My only source of income is a monthly allowance of 125 cedis from a volunteer program run by the national service secretariat. Because my family helped pay my university fees, I am expected to send one third of my earnings home to them. I pay eight cedis for electricity and water, and I pay for transportation to and from work.
Even though I am aware of the enormous benefits of saving for the future, my low income and large extended family, as well as the high rate of inflation (currently about 13 per cent), make it very difficult to set any money aside. Why bother to scrimp and save today if inflation can take away my savings overnight? The banks pay peanuts on deposits, and some actually charge you for keeping your money with them.

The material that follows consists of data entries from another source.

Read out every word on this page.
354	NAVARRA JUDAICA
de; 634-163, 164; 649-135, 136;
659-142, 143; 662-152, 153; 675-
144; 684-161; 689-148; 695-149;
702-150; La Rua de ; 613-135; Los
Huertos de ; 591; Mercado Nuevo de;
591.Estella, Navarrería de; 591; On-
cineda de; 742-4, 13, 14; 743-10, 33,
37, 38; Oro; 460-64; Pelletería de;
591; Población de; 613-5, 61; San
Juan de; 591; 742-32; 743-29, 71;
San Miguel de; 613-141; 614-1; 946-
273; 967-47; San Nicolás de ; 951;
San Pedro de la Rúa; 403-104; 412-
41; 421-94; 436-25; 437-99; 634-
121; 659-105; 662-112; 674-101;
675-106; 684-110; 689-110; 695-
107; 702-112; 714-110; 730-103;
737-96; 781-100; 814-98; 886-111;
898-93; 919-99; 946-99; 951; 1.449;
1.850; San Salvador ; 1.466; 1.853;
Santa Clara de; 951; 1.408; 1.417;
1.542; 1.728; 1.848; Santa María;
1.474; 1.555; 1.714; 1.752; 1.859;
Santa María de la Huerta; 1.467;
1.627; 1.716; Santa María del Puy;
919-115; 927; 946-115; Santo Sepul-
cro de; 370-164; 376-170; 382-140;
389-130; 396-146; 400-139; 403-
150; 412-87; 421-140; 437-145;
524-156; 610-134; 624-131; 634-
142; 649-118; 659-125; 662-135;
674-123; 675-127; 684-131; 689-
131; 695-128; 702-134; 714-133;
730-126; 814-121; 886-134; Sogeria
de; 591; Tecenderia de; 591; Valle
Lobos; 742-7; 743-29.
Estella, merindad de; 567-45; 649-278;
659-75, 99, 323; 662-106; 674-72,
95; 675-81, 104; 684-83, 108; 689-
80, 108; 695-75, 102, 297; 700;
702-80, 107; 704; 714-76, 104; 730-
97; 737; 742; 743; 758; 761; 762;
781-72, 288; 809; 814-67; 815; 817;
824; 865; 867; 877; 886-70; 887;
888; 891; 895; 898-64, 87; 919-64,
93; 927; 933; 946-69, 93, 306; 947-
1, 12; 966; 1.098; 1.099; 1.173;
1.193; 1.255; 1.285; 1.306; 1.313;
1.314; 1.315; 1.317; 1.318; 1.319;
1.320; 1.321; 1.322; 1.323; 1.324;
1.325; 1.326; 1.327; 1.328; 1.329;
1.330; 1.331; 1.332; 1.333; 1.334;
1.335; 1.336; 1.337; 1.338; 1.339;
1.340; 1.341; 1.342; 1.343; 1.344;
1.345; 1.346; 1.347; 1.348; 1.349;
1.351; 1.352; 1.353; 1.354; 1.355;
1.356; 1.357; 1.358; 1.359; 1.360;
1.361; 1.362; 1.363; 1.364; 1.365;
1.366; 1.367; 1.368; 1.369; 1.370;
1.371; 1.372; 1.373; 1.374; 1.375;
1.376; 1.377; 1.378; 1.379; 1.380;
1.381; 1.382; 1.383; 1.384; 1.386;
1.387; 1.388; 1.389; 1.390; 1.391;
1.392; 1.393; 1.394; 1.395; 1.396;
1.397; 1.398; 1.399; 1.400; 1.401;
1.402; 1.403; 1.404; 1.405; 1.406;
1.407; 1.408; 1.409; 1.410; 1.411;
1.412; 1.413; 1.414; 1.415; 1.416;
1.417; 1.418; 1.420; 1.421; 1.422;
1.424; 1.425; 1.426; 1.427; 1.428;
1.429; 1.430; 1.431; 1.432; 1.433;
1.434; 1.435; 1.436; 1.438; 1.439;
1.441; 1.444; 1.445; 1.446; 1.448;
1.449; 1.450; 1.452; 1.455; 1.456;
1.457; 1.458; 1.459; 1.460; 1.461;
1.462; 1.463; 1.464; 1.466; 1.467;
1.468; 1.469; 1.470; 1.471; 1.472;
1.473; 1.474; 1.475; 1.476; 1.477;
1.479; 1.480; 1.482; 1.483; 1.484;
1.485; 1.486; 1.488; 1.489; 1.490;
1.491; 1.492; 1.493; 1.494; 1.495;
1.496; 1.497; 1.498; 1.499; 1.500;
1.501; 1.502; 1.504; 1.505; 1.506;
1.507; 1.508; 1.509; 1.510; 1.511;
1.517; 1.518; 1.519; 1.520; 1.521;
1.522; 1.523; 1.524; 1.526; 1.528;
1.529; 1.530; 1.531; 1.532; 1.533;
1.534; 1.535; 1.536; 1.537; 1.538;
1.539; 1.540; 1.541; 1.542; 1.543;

Nonetheless, I have discovered a reliable way of investing: cement blocks. Forget about banks that charge to keep your money; I’m putting my money into blocks. I can now rest assured that I have invested in something “concrete” which is immune to inflationary robbery, and with each new block I am one step closer to achieving my long-cherished dream of owning a house.
“I may not have a lot, but what I do have I can call my own.”

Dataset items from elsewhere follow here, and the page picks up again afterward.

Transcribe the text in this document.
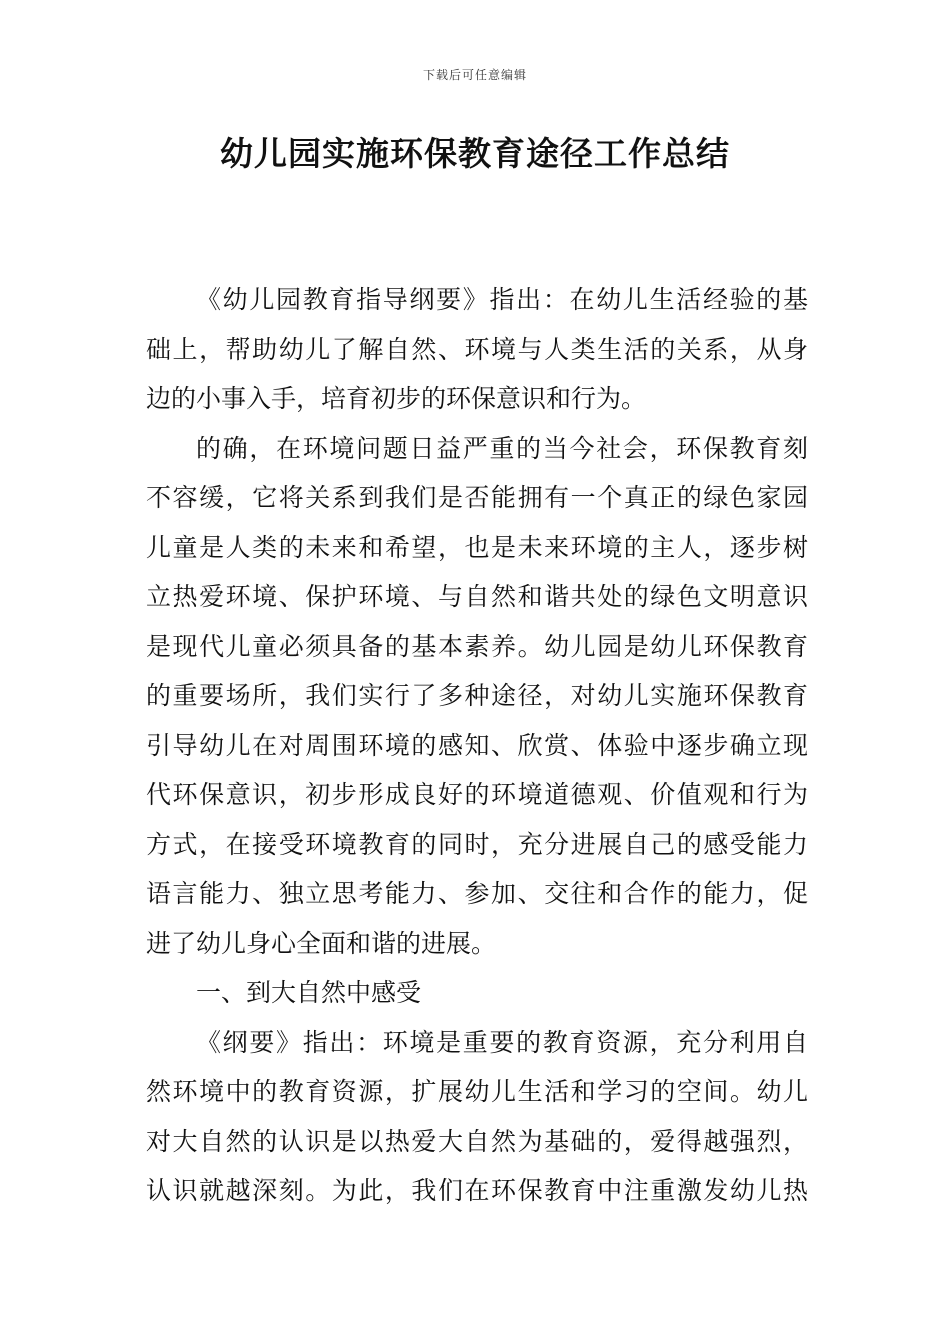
下载后可任意编辑
幼儿园实施环保教育途径工作总结
《幼儿园教育指导纲要》指出：在幼儿生活经验的基
础上，帮助幼儿了解自然、环境与人类生活的关系，从身
边的小事入手，培育初步的环保意识和行为。
的确，在环境问题日益严重的当今社会，环保教育刻
不容缓，它将关系到我们是否能拥有一个真正的绿色家园
儿童是人类的未来和希望，也是未来环境的主人，逐步树
立热爱环境、保护环境、与自然和谐共处的绿色文明意识
是现代儿童必须具备的基本素养。幼儿园是幼儿环保教育
的重要场所，我们实行了多种途径，对幼儿实施环保教育
引导幼儿在对周围环境的感知、欣赏、体验中逐步确立现
代环保意识，初步形成良好的环境道德观、价值观和行为
方式，在接受环境教育的同时，充分进展自己的感受能力
语言能力、独立思考能力、参加、交往和合作的能力，促
进了幼儿身心全面和谐的进展。
一、到大自然中感受
《纲要》指出：环境是重要的教育资源，充分利用自
然环境中的教育资源，扩展幼儿生活和学习的空间。幼儿
对大自然的认识是以热爱大自然为基础的，爱得越强烈，
认识就越深刻。为此，我们在环保教育中注重激发幼儿热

Mortgages are a foreign concept in Ghana. Most people have never heard of them and those who have can seldom afford the down payment. It is also uncommon for people to buy houses outright in Tamale. Rather, we build our houses room-by-room as we are able to purchase cement blocks. Ghanaians generally take pride in what they own and are very cautious about going into debt.
Cement blocks can stand the test of time. Even after 20 years they will not have lost any value. And accumulating blocks is a secure investment-the most secure I have found-because they are easily converted into cash.
I have a business agreement with a cement dealer in town. I pay the dealer 50 cedis each month. Every five months I collect 25 bags of cement. I consider this a safe investment because even if cement prices go up it has no effect on our negotiated price. Cement prices have been subject to inflation in recent years. For example, a bag of cement that cost 3.2 cedis in 2000 now costs 10 cedis. Prices are expected to reach as high as 15 cedis per bag in the next three months.
I may not have a lot, but what I do have I can call my own. The sight of my pile of cement blocks is encouraging-it means I am building my future, one block at a time.
Kubate Baba Edward is a 26-year-old graduate of economics and sociology from the University of Ghana. He is currently volunteering at Radio Justice in Tamale.